Will autonomous ride-hailing networks really reach rural areas?
Mr Salzberg's response to this criticism may surprise you. He says some of the most dramatic changes Uber has already brought have been in the smaller towns and rural areas in California.
He says that it used to be hard to hail a taxi in the more remote areas of Uber's heartland, but claims the company can now offer many users five or 10-minute response times.
The key is the size of the network, says Mr Salzberg. Uber now has sufficient customers - in California at least - to generate enough rides to make driving a taxi worthwhile even in areas with low population densities.
The bottom line
So here's my conclusion. Two of the three components of the autonomous revolution - electric vehicles and ride-hailing apps - appear to be coming along quite nicely.
But the third - and most important - automation, still has a long way to go.
- Would you bully a driverless car or show it respect?
- Will we ever be able to trust self-driving cars?
Yes, you can already buy a car that will steer you along a motorway, though you'll need to keep your hands on the wheel because these technologies are officially just an advanced version of cruise control.
So it's clear it is going to take much longer than 10 years before fully automated vehicles are approved, and therefore the full robo-taxi revolution can begin in earnest.
It will happen - but just not as quickly as many hoped.
A $120bn bet that the car's days are numbered?
But in the meantime other forces are undermining our attachment to our automobiles.

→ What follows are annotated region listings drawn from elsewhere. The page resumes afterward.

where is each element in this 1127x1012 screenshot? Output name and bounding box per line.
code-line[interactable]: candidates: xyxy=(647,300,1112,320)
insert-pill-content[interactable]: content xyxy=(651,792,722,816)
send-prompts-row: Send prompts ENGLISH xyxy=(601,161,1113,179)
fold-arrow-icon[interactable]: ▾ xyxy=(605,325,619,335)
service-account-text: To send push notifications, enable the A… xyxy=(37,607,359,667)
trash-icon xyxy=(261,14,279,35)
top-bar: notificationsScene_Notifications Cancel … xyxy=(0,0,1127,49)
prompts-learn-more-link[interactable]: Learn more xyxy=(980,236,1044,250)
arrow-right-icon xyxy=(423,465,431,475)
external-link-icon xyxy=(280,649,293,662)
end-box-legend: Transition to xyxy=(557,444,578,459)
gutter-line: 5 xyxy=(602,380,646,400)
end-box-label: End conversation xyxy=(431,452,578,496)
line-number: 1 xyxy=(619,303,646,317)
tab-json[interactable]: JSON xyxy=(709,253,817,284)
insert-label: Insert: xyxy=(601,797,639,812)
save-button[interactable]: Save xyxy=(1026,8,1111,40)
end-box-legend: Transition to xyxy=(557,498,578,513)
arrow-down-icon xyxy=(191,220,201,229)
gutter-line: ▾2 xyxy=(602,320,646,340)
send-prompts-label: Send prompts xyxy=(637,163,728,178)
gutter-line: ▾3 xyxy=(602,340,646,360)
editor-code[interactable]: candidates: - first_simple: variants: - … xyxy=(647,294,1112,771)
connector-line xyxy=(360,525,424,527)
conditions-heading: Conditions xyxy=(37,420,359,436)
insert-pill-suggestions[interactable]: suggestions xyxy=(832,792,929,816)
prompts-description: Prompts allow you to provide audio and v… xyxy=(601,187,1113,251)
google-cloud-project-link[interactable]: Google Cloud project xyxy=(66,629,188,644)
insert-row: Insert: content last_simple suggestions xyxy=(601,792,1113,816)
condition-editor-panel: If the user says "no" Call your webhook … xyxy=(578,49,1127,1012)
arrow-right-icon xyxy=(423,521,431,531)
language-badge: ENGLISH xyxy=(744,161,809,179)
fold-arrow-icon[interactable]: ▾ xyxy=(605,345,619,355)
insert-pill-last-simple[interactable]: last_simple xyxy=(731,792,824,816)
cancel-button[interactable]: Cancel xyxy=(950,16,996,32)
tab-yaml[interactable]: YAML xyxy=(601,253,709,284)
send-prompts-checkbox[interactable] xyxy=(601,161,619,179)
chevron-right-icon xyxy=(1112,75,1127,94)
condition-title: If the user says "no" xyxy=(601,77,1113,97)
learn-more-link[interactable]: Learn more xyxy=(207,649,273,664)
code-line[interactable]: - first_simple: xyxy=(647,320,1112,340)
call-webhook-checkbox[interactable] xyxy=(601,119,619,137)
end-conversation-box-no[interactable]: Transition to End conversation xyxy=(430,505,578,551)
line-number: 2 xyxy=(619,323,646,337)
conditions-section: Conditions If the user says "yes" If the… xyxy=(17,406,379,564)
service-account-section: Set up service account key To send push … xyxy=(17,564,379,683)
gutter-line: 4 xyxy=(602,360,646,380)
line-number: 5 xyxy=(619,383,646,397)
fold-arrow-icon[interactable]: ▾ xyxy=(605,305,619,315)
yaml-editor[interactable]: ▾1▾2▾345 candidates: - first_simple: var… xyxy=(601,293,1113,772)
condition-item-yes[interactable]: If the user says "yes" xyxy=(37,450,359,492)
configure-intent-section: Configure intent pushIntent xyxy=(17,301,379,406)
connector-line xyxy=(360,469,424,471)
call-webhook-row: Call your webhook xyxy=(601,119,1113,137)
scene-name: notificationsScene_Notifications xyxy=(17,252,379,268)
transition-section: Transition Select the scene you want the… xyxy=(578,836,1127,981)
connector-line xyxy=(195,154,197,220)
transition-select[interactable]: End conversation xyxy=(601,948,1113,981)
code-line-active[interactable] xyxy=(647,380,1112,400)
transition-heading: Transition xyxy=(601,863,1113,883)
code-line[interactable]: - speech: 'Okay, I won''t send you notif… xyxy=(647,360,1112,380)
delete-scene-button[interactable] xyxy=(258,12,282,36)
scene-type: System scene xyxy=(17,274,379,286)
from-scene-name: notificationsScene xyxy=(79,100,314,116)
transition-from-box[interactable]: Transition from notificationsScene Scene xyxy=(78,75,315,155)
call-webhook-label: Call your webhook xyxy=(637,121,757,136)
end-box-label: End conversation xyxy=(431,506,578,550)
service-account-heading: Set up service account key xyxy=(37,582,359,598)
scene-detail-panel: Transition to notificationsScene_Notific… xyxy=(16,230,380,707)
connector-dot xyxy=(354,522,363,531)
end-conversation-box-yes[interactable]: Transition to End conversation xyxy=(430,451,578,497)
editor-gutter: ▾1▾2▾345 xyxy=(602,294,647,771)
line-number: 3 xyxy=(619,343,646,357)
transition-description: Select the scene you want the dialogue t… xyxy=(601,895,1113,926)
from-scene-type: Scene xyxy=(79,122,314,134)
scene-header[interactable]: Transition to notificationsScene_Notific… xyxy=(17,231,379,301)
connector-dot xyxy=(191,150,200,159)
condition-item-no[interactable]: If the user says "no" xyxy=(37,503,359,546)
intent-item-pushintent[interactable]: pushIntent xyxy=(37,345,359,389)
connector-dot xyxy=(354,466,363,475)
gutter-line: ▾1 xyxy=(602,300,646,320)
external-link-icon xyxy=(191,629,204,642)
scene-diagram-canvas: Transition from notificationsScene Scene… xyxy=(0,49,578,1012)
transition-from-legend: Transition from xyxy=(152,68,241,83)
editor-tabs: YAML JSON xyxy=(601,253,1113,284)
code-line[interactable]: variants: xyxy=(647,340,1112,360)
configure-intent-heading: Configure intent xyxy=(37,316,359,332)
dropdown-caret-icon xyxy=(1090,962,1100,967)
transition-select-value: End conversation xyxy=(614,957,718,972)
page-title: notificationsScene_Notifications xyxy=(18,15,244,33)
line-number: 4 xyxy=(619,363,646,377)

Last month Uber began the process of floating itself on the US stock market. It will be one of the biggest initial public offerings in history, with talk of the company being valued at as much as $120bn and that's despite posting losses topping $1bn in the three months to September.
So why could the company carry such a huge price tag?
It is because Uber is at the vanguard of the battle for the future of one of the biggest businesses on the planet - transportation.
There's lots of evidence that the market is already beginning to change - just look at UK car sales.
Gone are the days when a gleaming new car was something we all aspired to. Increasingly twentysomethings don't even bother to pass the driving test because these days there are lots of alternatives to the car.
That is certainly the argument Uber's Andrew Salzberg makes. He predicts that many millennials will never own a car.
"People choose things that are convenient for them," he says. Uber's focus now is to offer a range of travel alternatives, recently investing in electric bike rental and electric scooters.
"It is faster in the morning commute here in San Francisco to take a bike to work, but late at night you may need a car to the airport," Mr Salzberg says.
Lots of other companies are snapping at Uber's heels, coming up with new ways to provide cheap and efficient ways for us all to get around.
So even if the robo-taxi revolution is a way off there are lots of new reasons you may decide not to shell out on a car of your own.